In 1928, Sultan bin Salim found himself dragged into the dispute between the former Ruler of Sharjah, Sheikh Khalid Bin Ahmed Al Qasimi (from whom he had gained independence) and the current Ruler, Sheikh Sultan bin Saqr Al Qasimi, when the Sheikhs of the Na'im and Bani Ka'ab asked him to intercede and take over the inland oasis town of Dhaid on Khalid's behalf. The town had been formally ceded to Khalid by Sultan of Sharjah, but armed men loyal to Sultan remained there and Sultan bin Salim faced being brought into an expensive operation which would have yielded no revenue and precious little gain in influence. Furthermore, it threatened to bring him into conflict with the Ruler of Sharjah. He avoided being embroiled when Khalid entered Dhaid and took control in July 1928.

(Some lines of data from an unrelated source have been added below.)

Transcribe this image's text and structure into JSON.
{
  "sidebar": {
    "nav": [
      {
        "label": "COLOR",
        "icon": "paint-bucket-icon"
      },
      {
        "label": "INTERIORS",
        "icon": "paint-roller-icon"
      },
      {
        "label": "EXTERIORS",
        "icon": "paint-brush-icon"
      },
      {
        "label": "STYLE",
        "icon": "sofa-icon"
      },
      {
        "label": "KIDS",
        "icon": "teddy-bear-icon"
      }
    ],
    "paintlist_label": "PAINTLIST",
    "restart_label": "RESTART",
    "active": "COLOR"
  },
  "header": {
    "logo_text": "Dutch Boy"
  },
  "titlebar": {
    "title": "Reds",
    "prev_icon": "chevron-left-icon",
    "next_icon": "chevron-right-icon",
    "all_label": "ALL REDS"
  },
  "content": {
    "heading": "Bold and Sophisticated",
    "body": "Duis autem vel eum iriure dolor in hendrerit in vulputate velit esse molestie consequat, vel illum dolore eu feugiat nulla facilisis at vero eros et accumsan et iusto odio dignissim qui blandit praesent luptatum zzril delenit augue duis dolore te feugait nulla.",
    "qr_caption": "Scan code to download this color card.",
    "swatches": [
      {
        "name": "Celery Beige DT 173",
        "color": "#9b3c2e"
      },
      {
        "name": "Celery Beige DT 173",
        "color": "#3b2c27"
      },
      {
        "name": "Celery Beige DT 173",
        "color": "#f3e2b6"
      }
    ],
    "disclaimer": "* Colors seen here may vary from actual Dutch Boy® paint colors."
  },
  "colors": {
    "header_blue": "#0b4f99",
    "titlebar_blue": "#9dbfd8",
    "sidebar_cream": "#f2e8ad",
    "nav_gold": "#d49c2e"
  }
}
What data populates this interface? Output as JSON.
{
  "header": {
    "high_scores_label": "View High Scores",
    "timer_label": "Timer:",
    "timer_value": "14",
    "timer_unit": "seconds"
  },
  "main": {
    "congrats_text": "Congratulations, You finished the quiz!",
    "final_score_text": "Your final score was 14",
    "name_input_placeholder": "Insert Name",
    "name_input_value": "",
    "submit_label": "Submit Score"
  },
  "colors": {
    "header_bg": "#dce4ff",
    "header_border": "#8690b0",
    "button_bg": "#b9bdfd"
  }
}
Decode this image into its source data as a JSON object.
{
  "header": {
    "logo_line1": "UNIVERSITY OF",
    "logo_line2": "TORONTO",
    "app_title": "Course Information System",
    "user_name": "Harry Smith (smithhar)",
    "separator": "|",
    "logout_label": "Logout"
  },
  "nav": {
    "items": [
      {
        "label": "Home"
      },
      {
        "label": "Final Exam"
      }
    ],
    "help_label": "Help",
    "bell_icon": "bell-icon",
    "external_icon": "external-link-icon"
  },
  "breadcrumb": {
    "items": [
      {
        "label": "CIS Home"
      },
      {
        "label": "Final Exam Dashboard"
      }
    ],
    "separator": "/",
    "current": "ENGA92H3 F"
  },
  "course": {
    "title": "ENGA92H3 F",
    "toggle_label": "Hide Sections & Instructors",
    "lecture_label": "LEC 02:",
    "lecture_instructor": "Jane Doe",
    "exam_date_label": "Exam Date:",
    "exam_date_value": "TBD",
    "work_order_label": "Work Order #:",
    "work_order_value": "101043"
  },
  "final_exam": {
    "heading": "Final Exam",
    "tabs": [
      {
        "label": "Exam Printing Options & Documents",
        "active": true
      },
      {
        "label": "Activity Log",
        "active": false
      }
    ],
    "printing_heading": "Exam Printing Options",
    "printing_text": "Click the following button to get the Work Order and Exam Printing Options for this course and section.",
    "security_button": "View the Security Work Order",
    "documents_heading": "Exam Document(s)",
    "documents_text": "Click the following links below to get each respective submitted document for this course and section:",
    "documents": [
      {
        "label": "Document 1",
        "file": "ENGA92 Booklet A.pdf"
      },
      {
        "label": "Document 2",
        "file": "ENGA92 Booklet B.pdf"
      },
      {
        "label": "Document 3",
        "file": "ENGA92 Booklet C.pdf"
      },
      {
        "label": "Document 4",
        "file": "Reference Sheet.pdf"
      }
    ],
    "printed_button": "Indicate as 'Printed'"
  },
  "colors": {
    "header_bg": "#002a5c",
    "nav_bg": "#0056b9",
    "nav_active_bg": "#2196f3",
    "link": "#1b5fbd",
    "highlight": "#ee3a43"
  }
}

His attempt to tax the fiercely independent Habus tribe of Rash Al Khaimah, closely allied to the Shihuh, resulted in a brief conflict and a subsequent negotiation confirmed the Habus would not pay the tax.

=== Claim over Kalba ===
Sultan was also reluctant to be pushed into schemes which furthered British interests in the area, particularly in the provision of infrastructure and increased British interference in issues which a number of the Trucial Sheikhs saw as their internal affairs. His relationship with the British wasn't improved in 1937, when his sister's husband, the Ruler of Kalba, died suddenly. Sultan bin Salim asserted his sovereignty over Kalba and moved quickly with a force of armed men against the emirate. The British had a vested interest in Kalba, which was the site of the backup landing strip to Sharjah airport and Sultan was punished by being sent to Bahrain. Following protracted negotiations, Kalba was held as a Regency by Khalid bin Ahmad Al Qasimi.

=== Oil concession and coup ===
Sultan's finances were worsened by the decline of pearling and the global impact of the Great Depression of 1929. Strangely, this impecunity helped him maintain his hold on power but when he secretly signed a lucrative oil concession with Petroleum Development Ltd, outraged family members conspired to have him removed and, in 1948, Saqr bin Mohammad Al Qasimi mounted a successful bloodless coup against his uncle.

Sultan bin Salim Al Qasimi died in 1951.